We have tech talks on Friday afternoons where colleagues share the things they bring back from conferences. Somebody recently saw a talk on Reactive Streams that seemed quite interesting. Their website will give you a positive introduction if you aren't familiar to it but I'd describe it as evolving the normal Publisher Subscriber mechanism to one with rate limiting and the intelligence to deal with consumers that are overwhelmed.

I'm going to introduce an example from my own company's business which doesn't feel sensitive in nature. We have 3 warehouses with products arriving in and going out. We also get stock items lost, found or written off. Each of these changes to stock is reflected as a "StockAdjustment" message containing the product id, the person who made the adjustment and the quantity of that product.

We currently use a Publisher Subscriber solution, ActiveMQ, pumping StockAdjustment messages to whoever wants them. If a hot item clears out in a day, we may be sending 30,000 StockAdjustments of -1 out multiple times. If someone declares a whole isle of goods written off, that could generate another 2,000 messages instantly. This causes pressure on the downstream service to be as efficient as the upstream one. With Reactive Streams, each consumer asks the Publisher to prepare a limited number of messages each run.

Applying a reactive stream solution to this feels very appealing. The Functional Programming style of maps, greps and lazy evaluation to "get the answer" regardless of the way it's done just works so excellently inside your programs why not extend it to the entire system?

As well as that, there are a lot of examples where a reactive looking system works really well, e.g dropping frames in a streaming video or game if network stutters is a good example.

It looks excellent but when you think about applying these specific changes to our example system this is what happens:

It's all about the value

With our functional, lazy evaluation based systems we care about the answer, not how we get there. We avoid the processing we need to do. Going back to our video streaming example we care about the on-screen result. Dropping late frames is fine because we have truly only one purpose. And with our systems, if we are to be reactive, the same must be true. That there is only one answer with any value.
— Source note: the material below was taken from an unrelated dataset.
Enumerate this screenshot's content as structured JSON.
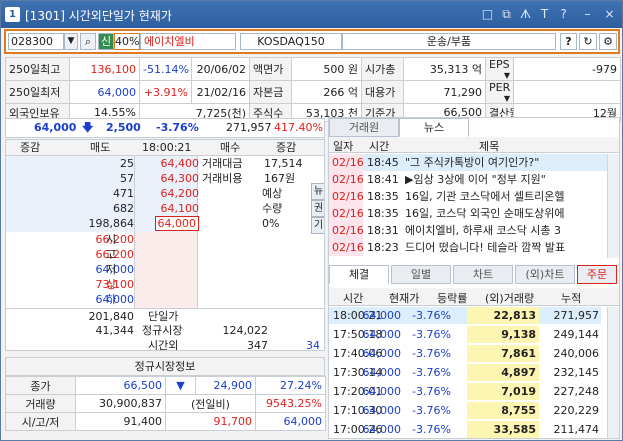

Every upstream system is utterly pointless except to serve the downstream system. They have no side effects, garner no value, service no other consumers except to help with the one true consumer and its one true answer.

This is where you need to be aware when it comes to reactive systems. Our system initially looked like a good fit for Reactive Streams. But our service has value in itself, driving warehouse operations first, providing stock data second. We are separate Agile teams with separate customers and goals we don't really want to be sharing a code base with another team because it makes their life easier. We are concerned with Warehouse operations and provide stock data as a generosity. Pub/Sub is the simplest way to do this so it keeps our teams unencumbered by each other.

Reactive Streams appears to be a potentially worthy design solution where you work with "Big Data". The advent of "Big Data" and systems like Apache Spark demonstrate there is a genuine need for systems where dozens of distributed nodes of processing power is required to garner a single meaningful value. In those cases, a Reactive Streams could be useful. I'm guessing if you have multiple Agile teams in an SOA architecture you should look with a keen eye to see if it is for you.